Il faut attendre l'adoption de la loi sur les droits civiques (Civils Rights Act), signé par le président Lyndon Johnson le 2 juillet 1964 pour que toute forme de ségrégation soit interdite dans les lieux publics. Mais les mentalités sont plus lentes à évoluer que les lois dans certains endroits, nécessitant la poursuite du combat pour faire appliquer le Civils Rights Act.

La discrimination à l'embauche

La discrimination à l'emploi est bien réelle: certains emplois sont occupés uniquement par des Blancs et restent inaccessibles aux Noirs.

C'est le Civil Rights Act de 1964 qui met fin à la discrimination à l'embauche. Cette loi interdit la discrimination basée sur la race, la couleur, la religion ou le sexe. Elle met également en place une discrimination positive: les employeurs doivent veiller à atteindre ou à maintenir, des quotas d'embauche en faveur des Noirs.

Le gouvernement fédéral, depuis un décret du 6 mars 1961 du président John F. Kennedy, oblige les programmes financés par le gouvernement fédéral à s'assurer que l'emploi n'est pas soumis aux discriminations raciales. Mais dans les faits l'inégalité des chances à l'embauche est bien réelle. Et le 24 septembre 1965 le président Johnson signe un décret ordonnant aux entreprises travaillant avec l'État de prendre des mesures de «discrimination positive» en vue d'augmenter les chances d'accès à l'emploi des minorités.

L'accès à l'université

Depuis l'arrêt Brown de la Cour suprême en 1954 la ségrégation scolaire est interdite, mais l'accès à l'université est encore impossible dans les Etats ségrégationnistes.

Ainsi, il faut une intervention fédérale pour permettre à James Meredith -premier étudiant noir inscrit à l'Université du Mississipi- d'intégrer le campus en septembre 1962, encadré par la force publique. Durant toute sa scolarité à l'Université Ole Miss, il est protégé par des agents fédéraux.

Les mariages mixtes

Les lois interdisant les unions mixtes entre les Blancs et les Noirs perdurent jusqu'en 1967. C'est l'arrêt de la Cour suprême Loving v. Virginia qui déclare anti-constitutionnelle l'interdiction des mariages mixtes.

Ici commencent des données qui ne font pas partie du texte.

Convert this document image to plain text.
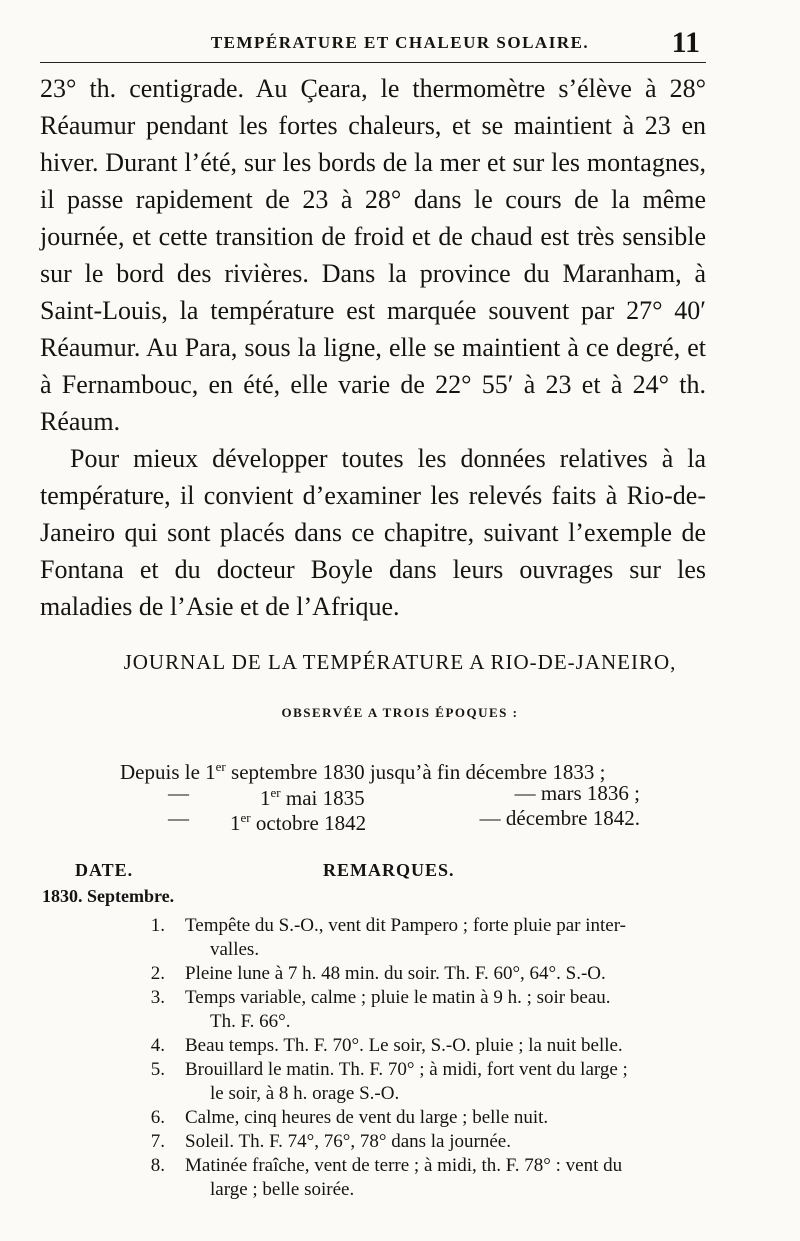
TEMPÉRATURE ET CHALEUR SOLAIRE.	11

23° th. centigrade. Au Çeara, le thermomètre s’élève à 28° Réaumur pendant les fortes chaleurs, et se maintient à 23 en hiver. Durant l’été, sur les bords de la mer et sur les montagnes, il passe rapidement de 23 à 28° dans le cours de la même journée, et cette transition de froid et de chaud est très sensible sur le bord des rivières. Dans la province du Maranham, à Saint-Louis, la température est marquée souvent par 27° 40′ Réaumur. Au Para, sous la ligne, elle se maintient à ce degré, et à Fernambouc, en été, elle varie de 22° 55′ à 23 et à 24° th. Réaum.

Pour mieux développer toutes les données relatives à la température, il convient d’examiner les relevés faits à Rio-de-Janeiro qui sont placés dans ce chapitre, suivant l’exemple de Fontana et du docteur Boyle dans leurs ouvrages sur les maladies de l’Asie et de l’Afrique.

JOURNAL DE LA TEMPÉRATURE A RIO-DE-JANEIRO,
OBSERVÉE A TROIS ÉPOQUES :
Depuis le 1er septembre 1830 jusqu’à fin décembre 1833 ;
—	1er mai 1835	— mars 1836 ;
— 1er octobre 1842	— décembre 1842.
DATE.	REMARQUES.
1830. Septembre.
1. Tempête du S.-O., vent dit Pampero ; forte pluie par inter-
valles.
2. Pleine lune à 7 h. 48 min. du soir. Th. F. 60°, 64°. S.-O.
3. Temps variable, calme ; pluie le matin à 9 h. ; soir beau.
Th. F. 66°.
4. Beau temps. Th. F. 70°. Le soir, S.-O. pluie ; la nuit belle.
5. Brouillard le matin. Th. F. 70° ; à midi, fort vent du large ;
le soir, à 8 h. orage S.-O.
6. Calme, cinq heures de vent du large ; belle nuit.
7. Soleil. Th. F. 74°, 76°, 78° dans la journée.
8. Matinée fraîche, vent de terre ; à midi, th. F. 78° : vent du
large ; belle soirée.
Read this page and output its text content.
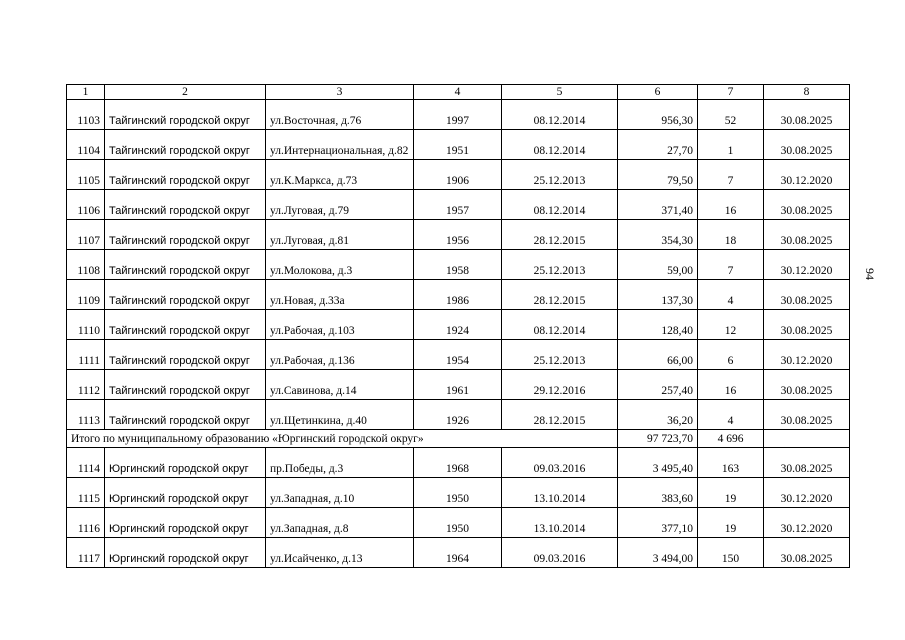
94
1	2	3	4	5	6	7	8
1103	Тайгинский городской округ	ул.Восточная, д.76	1997	08.12.2014	956,30	52	30.08.2025
1104	Тайгинский городской округ	ул.Интернациональная, д.82	1951	08.12.2014	27,70	1	30.08.2025
1105	Тайгинский городской округ	ул.К.Маркса, д.73	1906	25.12.2013	79,50	7	30.12.2020
1106	Тайгинский городской округ	ул.Луговая, д.79	1957	08.12.2014	371,40	16	30.08.2025
1107	Тайгинский городской округ	ул.Луговая, д.81	1956	28.12.2015	354,30	18	30.08.2025
1108	Тайгинский городской округ	ул.Молокова, д.3	1958	25.12.2013	59,00	7	30.12.2020
1109	Тайгинский городской округ	ул.Новая, д.33а	1986	28.12.2015	137,30	4	30.08.2025
1110	Тайгинский городской округ	ул.Рабочая, д.103	1924	08.12.2014	128,40	12	30.08.2025
1111	Тайгинский городской округ	ул.Рабочая, д.136	1954	25.12.2013	66,00	6	30.12.2020
1112	Тайгинский городской округ	ул.Савинова, д.14	1961	29.12.2016	257,40	16	30.08.2025
1113	Тайгинский городской округ	ул.Щетинкина, д.40	1926	28.12.2015	36,20	4	30.08.2025
Итого по муниципальному образованию «Юргинский городской округ»					97 723,70	4 696	
1114	Юргинский городской округ	пр.Победы, д.3	1968	09.03.2016	3 495,40	163	30.08.2025
1115	Юргинский городской округ	ул.Западная, д.10	1950	13.10.2014	383,60	19	30.12.2020
1116	Юргинский городской округ	ул.Западная, д.8	1950	13.10.2014	377,10	19	30.12.2020
1117	Юргинский городской округ	ул.Исайченко, д.13	1964	09.03.2016	3 494,00	150	30.08.2025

Le droit de vote difficilement acquis

La reconnaissance du droit de vote pour les Noirs est l'une des principales revendications des mouvements des droits civiques américains dans les années 1960. En théorie dès 1964 et la signature de la loi des droits civiques, la discrimination dans le processus électoral est terminée. Mais les Etats ségrégationnistes empêchent ce droit par des tests ou des taxes. Il faut attendre le 6 août 1965 et l'adoption du Voting Rights Act qui autorise le gouvernement fédéral à s'assurer que les Noirs peuvent s'inscrire sur les listes électorales pour que cela devienne progressivement une réalité pour tous les Noirs américains.

L'accès au logement

Bien que la discrimination dans le logement soit interdite, elle persiste dans certains États car il n'existe pas de disposition fédérale pour vérifier cette interdiction. En 1968, le Fair Housing Act interdit la discrimination concernant la vente, la location et le financement de logements fondée sur la race, la couleur, la religion.